Spatiotemporal expression of decorin and myostatin during rat skeletal muscle development.

Decorin, a small leucine-rich proteoglycans, plays an important role in tissue morphogenesis through the regulation of collagen fibrillogenesis and the modulation of some growth factors. Our recent study has shown that decorin binds to myostatin, a negative regulator of skeletal muscle mass, and modulates its inhibitory action to myogenic cell growth in vitro. However, it still remains unclear whether decorin binds to myostatin in vivo during the development of skeletal muscle. To clarify this, we investigated the spatiotemporal expression of decorin and myostatin in rat skeletal muscle by RT-PCR and immunohistochemistry. Decorin mRNA abundance in fetal skeletal muscle was significantly higher than those in neonates and adults (P<0.05). Decorin mRNA expression decreased drastically at birth, and thereafter gradually up to 9 weeks of age. The mRNA expression pattern of myostatin was quite similar to that of decorin during prenatal and postnatal development of rat skeletal muscle. Immunohistochemical analysis demonstrated that myostatin was located in the muscle fibers, and that decorin was located in the periphery of muscle fibers in fetal rat skeletal muscle. Taken together with our previous data, these results suggest that decorin binds myostatin and sequesters it in the ECM during the development of rat skeletal.

Decorin binds myostatin and modulates its activity to muscle cells.

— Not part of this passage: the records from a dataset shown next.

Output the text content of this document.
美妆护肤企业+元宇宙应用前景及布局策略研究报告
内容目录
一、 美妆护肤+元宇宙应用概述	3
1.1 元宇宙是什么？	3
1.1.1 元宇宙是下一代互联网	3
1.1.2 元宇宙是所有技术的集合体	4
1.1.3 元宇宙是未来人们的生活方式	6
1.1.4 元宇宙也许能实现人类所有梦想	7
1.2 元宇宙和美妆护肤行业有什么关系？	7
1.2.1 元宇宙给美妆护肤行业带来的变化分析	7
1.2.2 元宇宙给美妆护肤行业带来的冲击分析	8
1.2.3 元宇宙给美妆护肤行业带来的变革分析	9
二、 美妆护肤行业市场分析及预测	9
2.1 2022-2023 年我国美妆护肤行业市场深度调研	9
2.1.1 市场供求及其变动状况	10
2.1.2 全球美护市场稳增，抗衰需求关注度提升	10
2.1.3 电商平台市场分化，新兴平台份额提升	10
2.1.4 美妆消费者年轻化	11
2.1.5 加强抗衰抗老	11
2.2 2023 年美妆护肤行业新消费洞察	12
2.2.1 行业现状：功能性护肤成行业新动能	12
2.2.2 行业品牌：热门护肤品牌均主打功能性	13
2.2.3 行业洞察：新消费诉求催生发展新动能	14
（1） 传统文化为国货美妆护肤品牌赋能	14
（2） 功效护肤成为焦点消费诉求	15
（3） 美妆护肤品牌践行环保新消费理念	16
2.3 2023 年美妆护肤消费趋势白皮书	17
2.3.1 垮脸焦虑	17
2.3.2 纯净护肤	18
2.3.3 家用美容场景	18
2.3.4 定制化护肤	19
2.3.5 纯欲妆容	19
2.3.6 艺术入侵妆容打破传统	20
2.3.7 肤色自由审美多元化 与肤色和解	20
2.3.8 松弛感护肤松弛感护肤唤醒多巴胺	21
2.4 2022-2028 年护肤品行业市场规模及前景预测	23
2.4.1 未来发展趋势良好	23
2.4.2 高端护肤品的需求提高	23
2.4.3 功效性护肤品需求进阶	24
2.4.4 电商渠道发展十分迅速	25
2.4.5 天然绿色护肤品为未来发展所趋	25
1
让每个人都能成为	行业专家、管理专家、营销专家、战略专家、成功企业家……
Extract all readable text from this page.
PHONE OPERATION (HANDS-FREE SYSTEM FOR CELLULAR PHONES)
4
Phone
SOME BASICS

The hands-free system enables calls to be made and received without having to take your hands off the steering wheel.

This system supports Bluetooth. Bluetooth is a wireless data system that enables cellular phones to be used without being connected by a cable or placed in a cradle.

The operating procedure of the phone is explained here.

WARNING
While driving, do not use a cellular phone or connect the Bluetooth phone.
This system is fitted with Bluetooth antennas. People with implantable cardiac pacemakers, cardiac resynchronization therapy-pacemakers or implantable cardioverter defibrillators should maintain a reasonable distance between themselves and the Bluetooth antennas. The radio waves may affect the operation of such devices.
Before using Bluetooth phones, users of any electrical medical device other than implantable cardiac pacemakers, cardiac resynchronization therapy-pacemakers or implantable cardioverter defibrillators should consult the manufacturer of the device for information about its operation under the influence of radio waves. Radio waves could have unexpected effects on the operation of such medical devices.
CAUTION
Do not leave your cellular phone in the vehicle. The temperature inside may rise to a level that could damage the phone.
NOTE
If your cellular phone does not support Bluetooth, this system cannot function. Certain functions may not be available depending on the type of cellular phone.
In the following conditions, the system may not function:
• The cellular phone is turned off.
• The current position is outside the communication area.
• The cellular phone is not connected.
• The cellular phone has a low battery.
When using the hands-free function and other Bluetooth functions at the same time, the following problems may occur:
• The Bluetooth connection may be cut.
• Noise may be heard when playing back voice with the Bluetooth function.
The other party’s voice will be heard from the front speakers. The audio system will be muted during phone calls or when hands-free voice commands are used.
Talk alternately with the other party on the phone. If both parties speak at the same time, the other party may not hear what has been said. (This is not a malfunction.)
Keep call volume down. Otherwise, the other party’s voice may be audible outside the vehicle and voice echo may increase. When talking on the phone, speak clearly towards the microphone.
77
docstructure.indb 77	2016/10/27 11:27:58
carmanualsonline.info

Myostatin, a member of TGF-beta superfamily of growth factors, acts as a negative regulator of skeletal muscle mass. The mechanism whereby myostatin controls the proliferation and differentiation of myogenic cells is mostly clarified. However, the regulation of myostatin activity to myogenic cells after its secretion in the extracellular matrix (ECM) is still unknown. Decorin, a small leucine-rich proteoglycan, binds TGF-beta and regulates its activity in the ECM. Thus, we hypothesized that decorin could also bind to myostatin and participate in modulation of its activity to myogenic cells. In order to test the hypothesis, we investigated the interaction between myostatin and decorin by surface plasmon assay. Decorin interacted with mature myostatin in the presence of concentrations of Zn(2+) greater than 10microM, but not in the absence of Zn(2+). Kinetic analysis with a 1:1 binding model resulted in dissociation constants (K(D)) of 2.02x10(-8)M and 9.36x10(-9)M for decorin and the core protein of decorin, respectively. Removal of the glycosaminoglycan chain by chondroitinase ABC digestion did not affect binding, suggesting that decorin could bind to myostatin with its core protein. Furthermore, we demonstrated that immobilized decorin could rescue the inhibitory effect of myostatin on myoblast proliferation in vitro. These results suggest that decorin could trap myostatin and modulate its activity to myogenic cells in the ECM.